Tuesday, May 23, 2006

Two more Grimm Brothers 'Fairy Tales'.

1. How the children played butcher. (second version)

In a city called Franecker located in West Friesland, it happened that young children ages five to six, both boys and girls, were playing together. And so they decided that on little boy should be the butcher, one should be the pig, and a girl was to play the cook, and another girl to be the cook’s assistant. The assistant’s job was to catch the blood from the pig so that they could make sausages from it. The Butcher, as had been agreed, chased after the boy who was playing the pig, pulled him down to the ground and cut his throat with a little knife. The assistant to the cook quickly caught the blood in her little basin, and they made sausages with it and ate them.

A councillor who happens to be passing by happens to see the whole miserable spectacle. He dashes off with the ’butcher’, takes him up to the house of the mayor, who immediately calls for a meeting of all the local councillors. They deliberated at length on the matter and had no idea what to do, for they realised that it had all been child’s play. So one of them, a wise old man, ventured the opinion that the chief judge should put a nice red apple in one hand and a guilder ( a kind of old gold coin, quite valuable) in the other hand. If the child took the apple, he would be declared innocent. If he took the guilder, he would be killed. This was done, and the child, laughing, reached out for the apple and was therefore not subjected to any kind of punishment, and went back to his play.


2. Mother Trudy.

Once upon a time there lived a little girl who was very stubborn and inquisitive, and whenever her parents told her to do something, she refused. How could things possibly go well for her? One day she said to her parents, “I’ve heard so much about Mother Trudy. I’d like to go and visit her. They say that her house is quite strange and that odd things happen there. That’s made me really curious about her.”
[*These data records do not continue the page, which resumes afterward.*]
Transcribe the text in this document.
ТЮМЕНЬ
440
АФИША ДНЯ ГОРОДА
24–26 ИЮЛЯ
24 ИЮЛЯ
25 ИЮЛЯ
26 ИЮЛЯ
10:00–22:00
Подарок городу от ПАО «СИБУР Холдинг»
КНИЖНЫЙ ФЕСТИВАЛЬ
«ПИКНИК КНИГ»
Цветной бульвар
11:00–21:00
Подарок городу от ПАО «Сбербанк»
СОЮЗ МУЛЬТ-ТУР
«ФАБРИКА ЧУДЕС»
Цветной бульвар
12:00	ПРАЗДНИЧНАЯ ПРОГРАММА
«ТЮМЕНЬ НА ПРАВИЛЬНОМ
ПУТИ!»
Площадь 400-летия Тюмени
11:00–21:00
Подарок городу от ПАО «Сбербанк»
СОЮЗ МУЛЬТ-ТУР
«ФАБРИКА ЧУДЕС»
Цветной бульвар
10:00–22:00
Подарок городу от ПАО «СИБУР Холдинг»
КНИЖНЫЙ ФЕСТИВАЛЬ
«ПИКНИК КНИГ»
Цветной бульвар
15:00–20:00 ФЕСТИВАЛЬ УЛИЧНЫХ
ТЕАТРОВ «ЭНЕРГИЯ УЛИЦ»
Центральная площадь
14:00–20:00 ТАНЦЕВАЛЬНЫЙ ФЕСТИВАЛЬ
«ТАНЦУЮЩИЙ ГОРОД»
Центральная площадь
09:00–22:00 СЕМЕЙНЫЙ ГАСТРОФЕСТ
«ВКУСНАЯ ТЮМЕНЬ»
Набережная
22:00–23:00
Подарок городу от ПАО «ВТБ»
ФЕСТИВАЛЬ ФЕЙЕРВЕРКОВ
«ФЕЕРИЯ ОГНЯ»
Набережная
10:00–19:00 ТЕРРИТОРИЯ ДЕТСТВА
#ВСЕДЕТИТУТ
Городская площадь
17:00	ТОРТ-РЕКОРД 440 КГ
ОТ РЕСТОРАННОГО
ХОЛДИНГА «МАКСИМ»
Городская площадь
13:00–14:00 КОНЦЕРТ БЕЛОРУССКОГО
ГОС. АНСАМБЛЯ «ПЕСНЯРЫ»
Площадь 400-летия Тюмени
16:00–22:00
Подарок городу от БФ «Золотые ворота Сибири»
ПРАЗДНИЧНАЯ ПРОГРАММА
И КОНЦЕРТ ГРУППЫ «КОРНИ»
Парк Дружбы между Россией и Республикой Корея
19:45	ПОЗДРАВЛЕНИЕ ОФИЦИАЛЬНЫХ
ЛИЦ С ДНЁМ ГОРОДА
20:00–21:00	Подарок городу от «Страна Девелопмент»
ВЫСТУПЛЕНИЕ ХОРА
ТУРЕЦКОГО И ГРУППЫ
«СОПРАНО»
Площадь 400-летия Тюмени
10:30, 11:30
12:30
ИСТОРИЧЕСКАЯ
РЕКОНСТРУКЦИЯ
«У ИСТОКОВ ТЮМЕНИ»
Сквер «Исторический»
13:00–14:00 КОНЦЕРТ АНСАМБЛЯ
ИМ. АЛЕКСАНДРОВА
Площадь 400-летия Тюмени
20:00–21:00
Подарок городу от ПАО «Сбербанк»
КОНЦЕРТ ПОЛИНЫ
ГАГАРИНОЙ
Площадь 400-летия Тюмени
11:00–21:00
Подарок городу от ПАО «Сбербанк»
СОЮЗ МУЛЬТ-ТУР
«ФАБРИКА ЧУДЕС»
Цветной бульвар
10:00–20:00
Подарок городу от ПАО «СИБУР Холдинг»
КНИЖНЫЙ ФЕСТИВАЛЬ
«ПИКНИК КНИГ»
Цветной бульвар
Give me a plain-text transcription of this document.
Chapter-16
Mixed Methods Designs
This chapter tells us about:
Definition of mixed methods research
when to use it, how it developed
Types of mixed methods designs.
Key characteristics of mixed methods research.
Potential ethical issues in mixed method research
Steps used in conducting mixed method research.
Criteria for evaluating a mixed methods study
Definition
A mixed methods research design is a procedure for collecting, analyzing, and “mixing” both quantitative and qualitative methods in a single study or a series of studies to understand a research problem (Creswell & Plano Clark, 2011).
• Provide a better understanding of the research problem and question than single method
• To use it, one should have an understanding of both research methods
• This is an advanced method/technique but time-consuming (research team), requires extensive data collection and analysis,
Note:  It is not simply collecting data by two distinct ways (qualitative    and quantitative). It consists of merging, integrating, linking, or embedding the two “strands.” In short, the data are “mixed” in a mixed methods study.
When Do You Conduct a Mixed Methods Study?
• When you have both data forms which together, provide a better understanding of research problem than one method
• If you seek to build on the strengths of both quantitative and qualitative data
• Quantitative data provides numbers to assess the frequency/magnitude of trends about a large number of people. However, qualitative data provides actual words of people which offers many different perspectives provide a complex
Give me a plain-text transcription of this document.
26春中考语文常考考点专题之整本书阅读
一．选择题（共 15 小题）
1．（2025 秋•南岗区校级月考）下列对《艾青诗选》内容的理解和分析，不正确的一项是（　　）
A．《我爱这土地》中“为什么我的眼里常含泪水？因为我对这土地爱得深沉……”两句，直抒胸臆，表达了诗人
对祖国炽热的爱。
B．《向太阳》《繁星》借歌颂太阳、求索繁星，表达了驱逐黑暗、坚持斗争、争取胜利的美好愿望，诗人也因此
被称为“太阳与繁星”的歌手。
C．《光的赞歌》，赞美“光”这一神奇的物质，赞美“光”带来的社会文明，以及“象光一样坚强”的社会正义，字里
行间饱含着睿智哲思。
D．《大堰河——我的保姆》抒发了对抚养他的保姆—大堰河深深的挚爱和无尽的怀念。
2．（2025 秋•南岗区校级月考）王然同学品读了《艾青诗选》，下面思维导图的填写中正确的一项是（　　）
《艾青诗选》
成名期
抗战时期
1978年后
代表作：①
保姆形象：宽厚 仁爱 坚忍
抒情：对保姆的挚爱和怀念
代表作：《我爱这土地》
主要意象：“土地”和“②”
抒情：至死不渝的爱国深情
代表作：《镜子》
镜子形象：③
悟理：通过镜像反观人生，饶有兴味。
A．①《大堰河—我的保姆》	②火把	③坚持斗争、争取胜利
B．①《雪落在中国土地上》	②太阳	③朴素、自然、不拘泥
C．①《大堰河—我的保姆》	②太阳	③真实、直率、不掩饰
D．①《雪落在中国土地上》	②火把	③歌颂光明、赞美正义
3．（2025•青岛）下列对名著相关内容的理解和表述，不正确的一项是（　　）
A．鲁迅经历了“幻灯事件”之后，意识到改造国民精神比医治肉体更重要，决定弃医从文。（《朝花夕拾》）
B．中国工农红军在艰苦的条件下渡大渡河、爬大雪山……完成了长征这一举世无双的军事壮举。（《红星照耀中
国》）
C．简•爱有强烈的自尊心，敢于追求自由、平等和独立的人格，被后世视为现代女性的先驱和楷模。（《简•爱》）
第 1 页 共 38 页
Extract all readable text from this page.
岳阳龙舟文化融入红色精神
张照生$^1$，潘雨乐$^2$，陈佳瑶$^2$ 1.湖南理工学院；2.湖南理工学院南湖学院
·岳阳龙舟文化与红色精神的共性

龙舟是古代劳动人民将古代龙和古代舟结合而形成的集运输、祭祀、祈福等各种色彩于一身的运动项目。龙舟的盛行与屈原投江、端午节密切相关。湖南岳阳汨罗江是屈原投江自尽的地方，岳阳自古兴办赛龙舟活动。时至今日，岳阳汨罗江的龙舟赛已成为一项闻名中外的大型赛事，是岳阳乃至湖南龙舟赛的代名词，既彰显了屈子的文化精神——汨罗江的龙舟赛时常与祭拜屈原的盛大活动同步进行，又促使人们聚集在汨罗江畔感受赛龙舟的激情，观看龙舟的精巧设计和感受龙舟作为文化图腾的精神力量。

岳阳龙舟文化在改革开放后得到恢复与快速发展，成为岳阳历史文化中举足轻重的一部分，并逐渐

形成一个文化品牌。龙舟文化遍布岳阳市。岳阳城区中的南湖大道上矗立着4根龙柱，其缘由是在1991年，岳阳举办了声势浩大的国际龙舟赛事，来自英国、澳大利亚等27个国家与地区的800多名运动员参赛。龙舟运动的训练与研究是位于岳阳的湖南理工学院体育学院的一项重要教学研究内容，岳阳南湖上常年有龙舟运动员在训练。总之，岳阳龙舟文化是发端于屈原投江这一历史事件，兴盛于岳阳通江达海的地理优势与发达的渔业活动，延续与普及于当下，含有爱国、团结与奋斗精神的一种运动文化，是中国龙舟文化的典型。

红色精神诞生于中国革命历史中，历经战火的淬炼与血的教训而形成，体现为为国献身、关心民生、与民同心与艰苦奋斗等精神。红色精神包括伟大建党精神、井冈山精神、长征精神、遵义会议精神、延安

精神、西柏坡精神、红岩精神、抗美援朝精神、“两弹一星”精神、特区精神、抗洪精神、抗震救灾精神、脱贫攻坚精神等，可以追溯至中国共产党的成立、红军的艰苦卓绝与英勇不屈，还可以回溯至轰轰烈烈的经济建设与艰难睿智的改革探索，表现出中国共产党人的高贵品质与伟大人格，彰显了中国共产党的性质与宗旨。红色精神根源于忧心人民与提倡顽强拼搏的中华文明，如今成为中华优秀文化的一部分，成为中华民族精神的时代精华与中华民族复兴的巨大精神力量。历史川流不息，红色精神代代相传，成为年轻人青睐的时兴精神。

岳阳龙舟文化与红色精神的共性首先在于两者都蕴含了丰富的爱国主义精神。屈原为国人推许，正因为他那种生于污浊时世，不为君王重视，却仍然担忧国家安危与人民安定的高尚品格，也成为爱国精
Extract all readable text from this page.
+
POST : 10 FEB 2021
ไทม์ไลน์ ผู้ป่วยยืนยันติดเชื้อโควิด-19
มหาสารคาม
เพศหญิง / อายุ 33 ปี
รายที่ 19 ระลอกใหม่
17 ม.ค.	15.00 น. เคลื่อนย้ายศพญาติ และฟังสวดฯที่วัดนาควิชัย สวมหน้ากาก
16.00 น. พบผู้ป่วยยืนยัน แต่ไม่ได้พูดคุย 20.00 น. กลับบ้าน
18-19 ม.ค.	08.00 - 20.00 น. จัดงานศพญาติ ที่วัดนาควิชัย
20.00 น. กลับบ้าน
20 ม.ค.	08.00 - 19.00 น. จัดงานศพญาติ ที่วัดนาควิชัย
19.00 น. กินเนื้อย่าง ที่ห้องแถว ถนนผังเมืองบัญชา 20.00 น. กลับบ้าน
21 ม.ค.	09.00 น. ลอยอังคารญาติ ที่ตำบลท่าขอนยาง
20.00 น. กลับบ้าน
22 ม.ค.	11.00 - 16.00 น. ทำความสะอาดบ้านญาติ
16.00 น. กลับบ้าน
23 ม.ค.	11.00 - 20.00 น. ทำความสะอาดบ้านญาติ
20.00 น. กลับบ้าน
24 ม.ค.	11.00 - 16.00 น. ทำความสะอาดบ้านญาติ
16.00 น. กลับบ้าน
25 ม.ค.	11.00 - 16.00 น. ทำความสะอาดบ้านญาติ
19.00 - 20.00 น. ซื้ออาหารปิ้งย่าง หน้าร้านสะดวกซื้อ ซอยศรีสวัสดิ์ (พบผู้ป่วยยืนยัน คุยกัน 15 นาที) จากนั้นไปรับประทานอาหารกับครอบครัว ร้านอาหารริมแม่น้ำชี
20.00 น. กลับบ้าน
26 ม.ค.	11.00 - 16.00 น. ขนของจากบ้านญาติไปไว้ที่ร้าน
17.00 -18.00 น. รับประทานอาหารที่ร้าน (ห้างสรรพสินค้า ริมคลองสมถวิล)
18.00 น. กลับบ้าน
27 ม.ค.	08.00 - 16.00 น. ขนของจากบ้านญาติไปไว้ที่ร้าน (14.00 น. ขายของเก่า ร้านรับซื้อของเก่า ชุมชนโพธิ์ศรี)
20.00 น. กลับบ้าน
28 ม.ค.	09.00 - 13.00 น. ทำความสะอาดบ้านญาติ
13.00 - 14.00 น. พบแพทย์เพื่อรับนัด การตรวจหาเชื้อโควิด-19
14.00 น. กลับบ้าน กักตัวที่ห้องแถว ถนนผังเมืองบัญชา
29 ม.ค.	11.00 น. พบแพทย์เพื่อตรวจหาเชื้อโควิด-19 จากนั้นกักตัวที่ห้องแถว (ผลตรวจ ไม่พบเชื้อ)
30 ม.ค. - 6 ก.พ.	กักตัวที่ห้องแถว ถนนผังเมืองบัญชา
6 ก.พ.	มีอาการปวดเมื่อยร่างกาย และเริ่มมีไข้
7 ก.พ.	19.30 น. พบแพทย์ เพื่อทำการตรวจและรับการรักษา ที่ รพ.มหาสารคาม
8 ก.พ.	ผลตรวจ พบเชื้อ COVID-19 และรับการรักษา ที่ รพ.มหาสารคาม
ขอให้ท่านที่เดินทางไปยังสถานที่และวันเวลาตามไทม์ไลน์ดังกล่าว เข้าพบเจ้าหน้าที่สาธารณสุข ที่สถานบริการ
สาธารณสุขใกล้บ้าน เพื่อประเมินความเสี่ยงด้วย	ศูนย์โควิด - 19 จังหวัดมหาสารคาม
The girl’s parents gave her strict orders not to go near the house, and they told her, “Mother Trudy is an evil woman, who does wicked things. If you go and see her, you’re no longer our daughter.”

But the child paid no attention to what her parents said and went to see Mother Trudy anyway. When she arrived at the house, Mother Trudy asked her, “Dear child, why are you so pale?”

“I saw something that really scared me.”

“What did you see?”

“On your staircase I saw a black man.”

“That was just the charcoal burner.”

“Then I saw a green man.”

“That was just the huntsman.”

“And then I saw a blood red man.”

“That was just the butcher.”

“Oh Mother Trudy, I was so scared. I looked through the window and couldn’t see you, but I did see a devil with a fiery head.”

“Aha! Then you saw the witch in all her finery. I’ve been hoping that you would come here, and I’ve been waiting for a long time. You can provide me with some light.”

And with that, she turned the girl into a block of wood and threw it into the fire. And when it was blazing, she sat down beside it, warmed herself up and said, “Now that really does give off a nice bright light.”

(The ‘black’, ‘green’ and ‘red’ men that the girl saw are kinsmen of three horsemen that are associated with the witch of Russian Folklore, the Baba Yaga.)